Dear women of the Bachelor, Honey, we can do better. Maybe some third-perspective can help you see how much of a train wreck you've become.

While you have already given up most of your dignity from agreeing to date the same man as 26 other women on national television, try to keep a shred of it by refraining from crying when you get voted out.

But surely the two group dates where we amassed a total of ten minutes of conversation alone has solidified my undying love for you.

No. No, you're not in love. So gather the few shreds of dignity you dropped and walk out with your head up and stop the waterworks. You're embarrassing women everywhere. Be strong and confident, and take a sigh of relief that you're no longer practicing polygamy.

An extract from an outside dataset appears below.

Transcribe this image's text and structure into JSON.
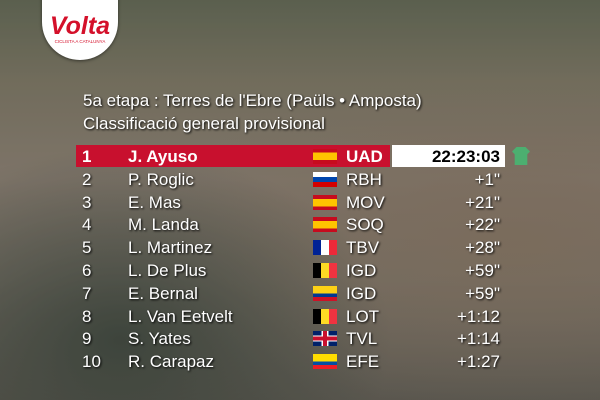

Also, think of the probability when you go in there. The odds aren't fantastic that you'll win in the first place, so don't act like you couldn't have guessed this would happen. One in a twenty seven chance of winning isn't a bet most people would gamble on.

Please also refrain from muttering any semblance of, "I just hate sharing my boyfriend." Dude, you signed up for this. What exactly were you expecting when enrolled in the Bachelor? Also, does a group date or two really constitute him being your boyfriend?

And finally, please stop whining that he's kissing other chicks than you. Do you really want to be the sixth lady he's made out with on a group date? How special do you really think it'll be to him?

Well, on second thought, I take it all back. Keep being total hot messes. The show wouldn't be quite the same without you fretting over every single minute of your current existence.